A male Whitethroat perched in a winged elm tree beside the Long Water. It was exactly where I had seen one a few days ago and almost certainly the same bird.
The Song Thrush often heard at the southeast corner of the leaf yard was in an elder tree beside the path.
This male Blackbird at Magazine Gate is also a familiar sight in his favourite holly tree.
A Wren stared from the red-leafed cherry tree a short way down the slope ...
... and there was another beside the path at the back of the Lido.
The male Robin at Mount Gate came out for pine nuts.
A young Great Tit in the Rose Garden looked neat and fresh, in contrast to the parents who have become tatty from the strain of looking after them.
Swifts whizzed and screamed over a weeping willow tree beside the Serpentine.
A male Pied Wagtail by the Dell restaurant found a small black larva.
Two Jays regularly appear for peanuts: one in a poplar south of the Vista ...
... and another near the Albert Memorial.
A Carrion Crow looked expectant on a stump beside the Serpentine Road.

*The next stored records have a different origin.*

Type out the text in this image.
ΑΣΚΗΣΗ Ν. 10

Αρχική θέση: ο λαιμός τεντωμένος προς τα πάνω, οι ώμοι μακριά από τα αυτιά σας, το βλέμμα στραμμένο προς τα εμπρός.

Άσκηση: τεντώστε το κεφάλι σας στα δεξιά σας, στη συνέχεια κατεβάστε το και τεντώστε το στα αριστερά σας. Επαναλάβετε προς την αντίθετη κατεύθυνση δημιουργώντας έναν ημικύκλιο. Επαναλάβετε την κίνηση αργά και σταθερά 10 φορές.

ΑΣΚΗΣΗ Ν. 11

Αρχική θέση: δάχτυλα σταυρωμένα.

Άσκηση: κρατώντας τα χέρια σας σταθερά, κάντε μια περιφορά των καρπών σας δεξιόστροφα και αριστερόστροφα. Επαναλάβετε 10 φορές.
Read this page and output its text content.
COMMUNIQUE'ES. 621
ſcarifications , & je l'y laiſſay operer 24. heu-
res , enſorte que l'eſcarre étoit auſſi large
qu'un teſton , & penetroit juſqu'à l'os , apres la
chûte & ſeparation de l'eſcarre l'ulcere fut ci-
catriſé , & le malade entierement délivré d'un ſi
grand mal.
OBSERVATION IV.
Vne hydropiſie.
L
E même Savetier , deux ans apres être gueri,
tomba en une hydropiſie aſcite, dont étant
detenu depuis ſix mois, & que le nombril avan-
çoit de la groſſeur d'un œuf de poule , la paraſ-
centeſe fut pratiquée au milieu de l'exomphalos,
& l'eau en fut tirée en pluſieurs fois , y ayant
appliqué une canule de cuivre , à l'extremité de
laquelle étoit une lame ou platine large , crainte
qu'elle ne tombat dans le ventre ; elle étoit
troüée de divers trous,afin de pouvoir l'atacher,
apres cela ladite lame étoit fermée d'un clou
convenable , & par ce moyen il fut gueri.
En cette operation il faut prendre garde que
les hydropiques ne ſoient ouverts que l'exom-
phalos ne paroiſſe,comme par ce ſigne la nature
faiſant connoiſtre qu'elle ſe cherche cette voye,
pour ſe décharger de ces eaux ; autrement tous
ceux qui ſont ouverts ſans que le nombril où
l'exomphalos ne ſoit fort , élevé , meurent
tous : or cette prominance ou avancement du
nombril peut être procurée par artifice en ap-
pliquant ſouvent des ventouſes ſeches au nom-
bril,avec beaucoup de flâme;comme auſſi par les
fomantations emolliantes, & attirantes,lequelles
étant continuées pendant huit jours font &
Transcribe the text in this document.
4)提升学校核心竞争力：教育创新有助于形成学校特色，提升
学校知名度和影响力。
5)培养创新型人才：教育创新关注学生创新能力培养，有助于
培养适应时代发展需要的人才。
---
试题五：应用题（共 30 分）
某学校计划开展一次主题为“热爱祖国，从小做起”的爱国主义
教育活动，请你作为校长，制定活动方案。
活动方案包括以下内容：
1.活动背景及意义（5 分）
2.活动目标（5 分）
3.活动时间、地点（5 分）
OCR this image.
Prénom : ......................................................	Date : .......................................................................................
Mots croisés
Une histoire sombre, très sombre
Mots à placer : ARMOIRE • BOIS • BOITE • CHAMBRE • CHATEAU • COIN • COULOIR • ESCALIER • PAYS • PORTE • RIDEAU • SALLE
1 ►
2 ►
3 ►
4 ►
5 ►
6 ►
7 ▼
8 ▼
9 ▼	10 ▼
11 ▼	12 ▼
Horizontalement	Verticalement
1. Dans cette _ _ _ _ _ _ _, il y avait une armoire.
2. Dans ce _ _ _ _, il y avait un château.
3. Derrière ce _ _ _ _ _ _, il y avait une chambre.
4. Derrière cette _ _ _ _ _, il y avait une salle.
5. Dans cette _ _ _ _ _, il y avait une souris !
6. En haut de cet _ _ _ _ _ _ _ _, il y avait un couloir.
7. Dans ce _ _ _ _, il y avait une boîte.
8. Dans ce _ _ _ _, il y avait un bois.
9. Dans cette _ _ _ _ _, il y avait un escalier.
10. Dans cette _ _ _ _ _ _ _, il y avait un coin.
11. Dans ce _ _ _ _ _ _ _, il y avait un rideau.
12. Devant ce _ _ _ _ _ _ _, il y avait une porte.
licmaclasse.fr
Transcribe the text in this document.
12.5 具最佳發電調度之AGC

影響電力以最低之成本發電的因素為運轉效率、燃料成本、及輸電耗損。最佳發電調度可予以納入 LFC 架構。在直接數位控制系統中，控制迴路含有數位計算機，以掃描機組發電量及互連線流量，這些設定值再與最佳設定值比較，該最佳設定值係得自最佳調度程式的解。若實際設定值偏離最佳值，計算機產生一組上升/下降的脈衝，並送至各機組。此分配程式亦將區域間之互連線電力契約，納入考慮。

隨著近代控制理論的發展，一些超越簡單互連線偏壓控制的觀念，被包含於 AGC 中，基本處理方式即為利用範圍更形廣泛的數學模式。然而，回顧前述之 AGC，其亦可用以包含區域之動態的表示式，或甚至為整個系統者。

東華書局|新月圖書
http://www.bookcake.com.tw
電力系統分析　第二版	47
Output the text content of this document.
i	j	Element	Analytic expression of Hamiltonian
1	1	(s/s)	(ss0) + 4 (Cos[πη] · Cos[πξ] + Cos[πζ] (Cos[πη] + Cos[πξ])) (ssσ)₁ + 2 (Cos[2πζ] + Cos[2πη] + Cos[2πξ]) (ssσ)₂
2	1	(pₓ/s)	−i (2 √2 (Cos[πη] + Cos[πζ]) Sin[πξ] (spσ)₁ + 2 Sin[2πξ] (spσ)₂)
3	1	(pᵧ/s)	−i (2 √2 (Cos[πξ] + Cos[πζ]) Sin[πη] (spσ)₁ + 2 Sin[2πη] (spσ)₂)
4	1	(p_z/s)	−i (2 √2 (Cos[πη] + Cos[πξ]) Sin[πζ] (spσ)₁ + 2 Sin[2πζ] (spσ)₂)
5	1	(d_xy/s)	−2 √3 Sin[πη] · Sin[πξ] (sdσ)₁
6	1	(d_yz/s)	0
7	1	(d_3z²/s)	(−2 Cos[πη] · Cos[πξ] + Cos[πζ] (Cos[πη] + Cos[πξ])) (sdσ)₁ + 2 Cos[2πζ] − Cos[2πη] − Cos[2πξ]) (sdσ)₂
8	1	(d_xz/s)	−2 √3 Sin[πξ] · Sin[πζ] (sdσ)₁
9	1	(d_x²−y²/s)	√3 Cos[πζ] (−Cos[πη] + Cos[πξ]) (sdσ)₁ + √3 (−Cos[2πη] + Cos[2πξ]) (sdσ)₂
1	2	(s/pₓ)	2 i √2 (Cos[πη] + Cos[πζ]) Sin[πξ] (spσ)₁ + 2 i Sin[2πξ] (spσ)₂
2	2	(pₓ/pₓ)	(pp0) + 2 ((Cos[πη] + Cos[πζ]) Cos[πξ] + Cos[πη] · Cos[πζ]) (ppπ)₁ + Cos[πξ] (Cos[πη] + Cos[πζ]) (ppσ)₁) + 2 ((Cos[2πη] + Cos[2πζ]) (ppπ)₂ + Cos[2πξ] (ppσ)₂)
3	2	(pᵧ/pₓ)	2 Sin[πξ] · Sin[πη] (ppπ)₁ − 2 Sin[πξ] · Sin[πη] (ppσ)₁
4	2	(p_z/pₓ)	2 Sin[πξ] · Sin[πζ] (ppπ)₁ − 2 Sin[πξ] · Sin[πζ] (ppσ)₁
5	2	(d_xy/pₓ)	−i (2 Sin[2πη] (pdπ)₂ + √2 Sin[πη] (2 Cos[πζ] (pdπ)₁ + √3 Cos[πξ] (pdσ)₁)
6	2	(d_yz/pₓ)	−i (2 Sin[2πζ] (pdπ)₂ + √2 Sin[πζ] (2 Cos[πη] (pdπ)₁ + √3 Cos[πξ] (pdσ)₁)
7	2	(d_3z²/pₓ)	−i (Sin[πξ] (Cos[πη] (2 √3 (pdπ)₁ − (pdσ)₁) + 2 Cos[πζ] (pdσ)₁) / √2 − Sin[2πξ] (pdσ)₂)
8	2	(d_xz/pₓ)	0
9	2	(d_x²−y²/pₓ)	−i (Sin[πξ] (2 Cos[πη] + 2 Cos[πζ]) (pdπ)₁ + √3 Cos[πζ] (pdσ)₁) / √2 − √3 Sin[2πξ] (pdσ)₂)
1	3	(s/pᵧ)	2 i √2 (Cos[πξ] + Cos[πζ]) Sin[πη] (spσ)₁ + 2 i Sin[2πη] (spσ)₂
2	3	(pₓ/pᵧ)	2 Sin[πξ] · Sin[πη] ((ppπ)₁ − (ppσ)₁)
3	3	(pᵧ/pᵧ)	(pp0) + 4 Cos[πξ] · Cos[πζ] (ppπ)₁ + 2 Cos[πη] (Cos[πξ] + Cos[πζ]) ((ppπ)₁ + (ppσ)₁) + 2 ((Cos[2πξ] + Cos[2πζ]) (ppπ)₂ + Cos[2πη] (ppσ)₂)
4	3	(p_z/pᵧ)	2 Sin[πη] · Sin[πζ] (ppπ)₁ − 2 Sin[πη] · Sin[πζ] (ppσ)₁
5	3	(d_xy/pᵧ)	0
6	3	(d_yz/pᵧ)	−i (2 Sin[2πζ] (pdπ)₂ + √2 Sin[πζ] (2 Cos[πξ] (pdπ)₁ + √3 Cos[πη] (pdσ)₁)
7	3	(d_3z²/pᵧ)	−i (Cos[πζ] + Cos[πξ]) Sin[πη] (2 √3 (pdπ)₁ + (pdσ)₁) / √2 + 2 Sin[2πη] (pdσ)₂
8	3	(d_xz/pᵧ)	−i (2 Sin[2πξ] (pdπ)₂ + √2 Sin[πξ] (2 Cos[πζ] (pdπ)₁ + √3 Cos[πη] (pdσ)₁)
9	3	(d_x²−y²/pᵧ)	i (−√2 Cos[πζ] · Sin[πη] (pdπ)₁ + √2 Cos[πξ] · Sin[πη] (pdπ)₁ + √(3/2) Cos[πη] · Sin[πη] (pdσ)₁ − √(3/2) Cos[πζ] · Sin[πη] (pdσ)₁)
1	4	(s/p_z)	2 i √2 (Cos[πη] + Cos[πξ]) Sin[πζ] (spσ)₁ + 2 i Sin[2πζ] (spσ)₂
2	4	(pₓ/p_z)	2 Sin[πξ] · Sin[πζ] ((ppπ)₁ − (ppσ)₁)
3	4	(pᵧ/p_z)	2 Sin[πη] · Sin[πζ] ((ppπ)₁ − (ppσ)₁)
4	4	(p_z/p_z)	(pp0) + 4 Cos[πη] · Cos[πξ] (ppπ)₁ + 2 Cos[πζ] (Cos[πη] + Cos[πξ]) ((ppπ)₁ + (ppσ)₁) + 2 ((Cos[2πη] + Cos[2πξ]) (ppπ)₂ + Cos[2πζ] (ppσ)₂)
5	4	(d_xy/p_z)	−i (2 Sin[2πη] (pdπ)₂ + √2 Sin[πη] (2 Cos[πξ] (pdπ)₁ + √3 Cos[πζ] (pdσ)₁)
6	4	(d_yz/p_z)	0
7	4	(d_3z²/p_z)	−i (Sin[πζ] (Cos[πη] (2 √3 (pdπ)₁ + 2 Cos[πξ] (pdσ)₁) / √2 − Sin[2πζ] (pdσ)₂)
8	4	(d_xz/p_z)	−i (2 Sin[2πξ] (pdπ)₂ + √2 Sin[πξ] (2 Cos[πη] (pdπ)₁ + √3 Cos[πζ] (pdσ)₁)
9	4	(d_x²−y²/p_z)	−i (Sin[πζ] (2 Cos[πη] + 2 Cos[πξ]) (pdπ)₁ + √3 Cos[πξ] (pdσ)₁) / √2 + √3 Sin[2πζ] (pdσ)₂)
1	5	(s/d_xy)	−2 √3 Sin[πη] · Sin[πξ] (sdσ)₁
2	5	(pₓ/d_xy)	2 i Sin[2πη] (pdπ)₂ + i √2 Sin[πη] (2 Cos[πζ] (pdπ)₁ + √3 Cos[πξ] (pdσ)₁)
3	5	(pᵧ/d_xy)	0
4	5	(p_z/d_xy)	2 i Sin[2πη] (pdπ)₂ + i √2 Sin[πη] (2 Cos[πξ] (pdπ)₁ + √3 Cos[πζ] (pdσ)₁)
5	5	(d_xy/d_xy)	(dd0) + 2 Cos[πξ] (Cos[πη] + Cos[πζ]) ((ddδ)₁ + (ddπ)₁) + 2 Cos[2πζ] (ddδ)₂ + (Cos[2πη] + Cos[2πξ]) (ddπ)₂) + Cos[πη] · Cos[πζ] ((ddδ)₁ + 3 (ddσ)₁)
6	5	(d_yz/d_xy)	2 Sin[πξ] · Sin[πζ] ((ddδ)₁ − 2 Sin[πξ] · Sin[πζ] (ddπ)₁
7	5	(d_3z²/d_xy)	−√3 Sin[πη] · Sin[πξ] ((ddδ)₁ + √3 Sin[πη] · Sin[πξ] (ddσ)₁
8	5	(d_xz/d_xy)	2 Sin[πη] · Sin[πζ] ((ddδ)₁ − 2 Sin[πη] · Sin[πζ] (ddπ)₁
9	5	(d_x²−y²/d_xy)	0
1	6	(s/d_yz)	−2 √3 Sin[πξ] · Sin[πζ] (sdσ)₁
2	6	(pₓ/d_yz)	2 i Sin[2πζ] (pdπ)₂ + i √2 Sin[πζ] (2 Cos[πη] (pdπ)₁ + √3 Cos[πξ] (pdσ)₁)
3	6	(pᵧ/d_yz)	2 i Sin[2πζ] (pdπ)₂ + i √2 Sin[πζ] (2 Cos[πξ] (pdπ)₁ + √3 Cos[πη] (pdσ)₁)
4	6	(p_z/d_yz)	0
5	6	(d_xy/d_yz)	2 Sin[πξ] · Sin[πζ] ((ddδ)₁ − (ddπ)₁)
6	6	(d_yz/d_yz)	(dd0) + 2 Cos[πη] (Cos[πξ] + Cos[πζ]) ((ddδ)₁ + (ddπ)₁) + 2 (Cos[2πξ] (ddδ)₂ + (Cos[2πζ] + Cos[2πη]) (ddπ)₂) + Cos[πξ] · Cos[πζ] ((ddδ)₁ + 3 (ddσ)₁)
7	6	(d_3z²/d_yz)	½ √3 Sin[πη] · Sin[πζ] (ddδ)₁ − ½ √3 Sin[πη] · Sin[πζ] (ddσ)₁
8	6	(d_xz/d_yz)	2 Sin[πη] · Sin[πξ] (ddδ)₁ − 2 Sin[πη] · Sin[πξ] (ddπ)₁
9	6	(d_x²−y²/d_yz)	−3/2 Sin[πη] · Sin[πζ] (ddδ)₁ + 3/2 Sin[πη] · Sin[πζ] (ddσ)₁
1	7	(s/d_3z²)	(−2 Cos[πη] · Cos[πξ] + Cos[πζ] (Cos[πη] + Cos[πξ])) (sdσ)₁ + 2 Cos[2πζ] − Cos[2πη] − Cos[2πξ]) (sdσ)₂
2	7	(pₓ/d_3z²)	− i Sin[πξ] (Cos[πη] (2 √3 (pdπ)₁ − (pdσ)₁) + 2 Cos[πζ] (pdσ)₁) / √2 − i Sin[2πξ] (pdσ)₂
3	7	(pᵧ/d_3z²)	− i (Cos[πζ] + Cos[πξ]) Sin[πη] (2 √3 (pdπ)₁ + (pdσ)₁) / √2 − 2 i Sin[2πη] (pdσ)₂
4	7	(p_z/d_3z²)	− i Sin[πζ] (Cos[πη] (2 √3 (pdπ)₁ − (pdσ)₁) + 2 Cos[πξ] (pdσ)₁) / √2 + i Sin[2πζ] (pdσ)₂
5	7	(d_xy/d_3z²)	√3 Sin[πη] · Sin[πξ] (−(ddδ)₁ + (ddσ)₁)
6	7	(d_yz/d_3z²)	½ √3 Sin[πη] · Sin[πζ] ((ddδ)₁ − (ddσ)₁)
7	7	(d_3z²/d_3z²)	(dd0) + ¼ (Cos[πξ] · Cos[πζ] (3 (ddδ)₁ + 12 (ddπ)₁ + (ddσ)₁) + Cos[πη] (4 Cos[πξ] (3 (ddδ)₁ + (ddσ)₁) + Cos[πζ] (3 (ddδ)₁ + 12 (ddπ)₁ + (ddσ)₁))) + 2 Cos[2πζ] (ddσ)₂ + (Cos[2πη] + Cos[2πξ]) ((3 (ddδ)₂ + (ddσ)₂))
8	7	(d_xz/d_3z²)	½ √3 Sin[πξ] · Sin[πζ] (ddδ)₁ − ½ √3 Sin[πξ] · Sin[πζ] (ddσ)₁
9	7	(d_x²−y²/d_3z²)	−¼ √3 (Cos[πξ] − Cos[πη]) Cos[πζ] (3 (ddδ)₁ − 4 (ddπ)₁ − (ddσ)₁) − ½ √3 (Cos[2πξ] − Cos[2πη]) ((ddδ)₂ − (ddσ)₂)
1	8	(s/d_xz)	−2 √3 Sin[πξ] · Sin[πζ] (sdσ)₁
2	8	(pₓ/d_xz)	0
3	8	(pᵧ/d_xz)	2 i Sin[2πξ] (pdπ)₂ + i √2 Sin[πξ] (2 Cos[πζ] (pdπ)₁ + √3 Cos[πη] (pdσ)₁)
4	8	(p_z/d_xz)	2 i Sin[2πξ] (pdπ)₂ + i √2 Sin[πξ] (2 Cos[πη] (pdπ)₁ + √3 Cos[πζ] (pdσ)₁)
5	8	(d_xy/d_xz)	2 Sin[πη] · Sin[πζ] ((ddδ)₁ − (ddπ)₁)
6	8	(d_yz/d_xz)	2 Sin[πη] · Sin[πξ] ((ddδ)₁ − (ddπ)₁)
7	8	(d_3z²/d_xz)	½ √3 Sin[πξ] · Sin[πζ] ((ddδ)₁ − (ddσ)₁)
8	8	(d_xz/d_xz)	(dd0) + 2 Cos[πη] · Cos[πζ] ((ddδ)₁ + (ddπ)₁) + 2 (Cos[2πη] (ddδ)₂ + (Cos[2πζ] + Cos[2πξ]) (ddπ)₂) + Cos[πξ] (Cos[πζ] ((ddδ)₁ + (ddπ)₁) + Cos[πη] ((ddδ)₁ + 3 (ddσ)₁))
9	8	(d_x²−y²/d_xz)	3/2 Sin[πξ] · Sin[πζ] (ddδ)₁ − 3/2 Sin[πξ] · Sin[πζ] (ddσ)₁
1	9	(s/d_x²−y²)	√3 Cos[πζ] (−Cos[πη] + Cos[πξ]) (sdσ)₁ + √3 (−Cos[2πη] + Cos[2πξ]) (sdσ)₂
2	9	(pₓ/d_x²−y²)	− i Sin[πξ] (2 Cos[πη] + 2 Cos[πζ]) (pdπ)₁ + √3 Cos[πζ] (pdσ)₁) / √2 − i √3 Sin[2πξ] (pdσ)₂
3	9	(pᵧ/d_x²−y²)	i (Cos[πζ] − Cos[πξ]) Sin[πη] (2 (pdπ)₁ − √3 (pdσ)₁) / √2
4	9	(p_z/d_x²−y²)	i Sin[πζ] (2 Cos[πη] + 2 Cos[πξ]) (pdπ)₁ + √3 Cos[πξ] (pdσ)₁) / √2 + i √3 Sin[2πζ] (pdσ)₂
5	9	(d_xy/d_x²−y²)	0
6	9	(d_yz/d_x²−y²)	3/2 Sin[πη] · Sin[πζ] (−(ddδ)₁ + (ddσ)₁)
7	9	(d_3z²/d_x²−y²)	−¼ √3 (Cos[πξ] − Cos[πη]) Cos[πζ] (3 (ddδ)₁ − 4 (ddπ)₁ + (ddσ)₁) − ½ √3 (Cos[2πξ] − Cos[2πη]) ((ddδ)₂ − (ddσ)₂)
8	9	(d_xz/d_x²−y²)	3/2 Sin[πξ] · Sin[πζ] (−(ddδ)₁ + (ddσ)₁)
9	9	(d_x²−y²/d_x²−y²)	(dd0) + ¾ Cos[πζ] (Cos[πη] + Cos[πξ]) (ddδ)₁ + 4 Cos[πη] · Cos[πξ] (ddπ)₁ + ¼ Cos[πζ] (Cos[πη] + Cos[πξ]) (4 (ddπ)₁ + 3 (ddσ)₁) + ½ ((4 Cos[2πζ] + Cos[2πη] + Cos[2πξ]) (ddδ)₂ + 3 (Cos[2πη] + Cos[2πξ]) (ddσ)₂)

The male Little Owl was in his usual lime tree. It seems odd that although there are a male and a female owl here they never seem to call to each other.
A Grey Heron blended into the fallen poplar at Peter Pan.
The Black Swan took time off from his futile vigil on the eggs to have a frantic wash on the Serpentine.
His single cygnet was eating algae at the edge, watched over by his Mute mother 4GIQ.
It's the high season for Buff-Tailed Bumblebees, which outnumber even the Honeybees in the Rose Garden. A patch of Penstemon was full of them ...
.. and they also enjoy the peculiar flowers of the Bottlebrush Plant, Callistemon citrinus, an Australian species.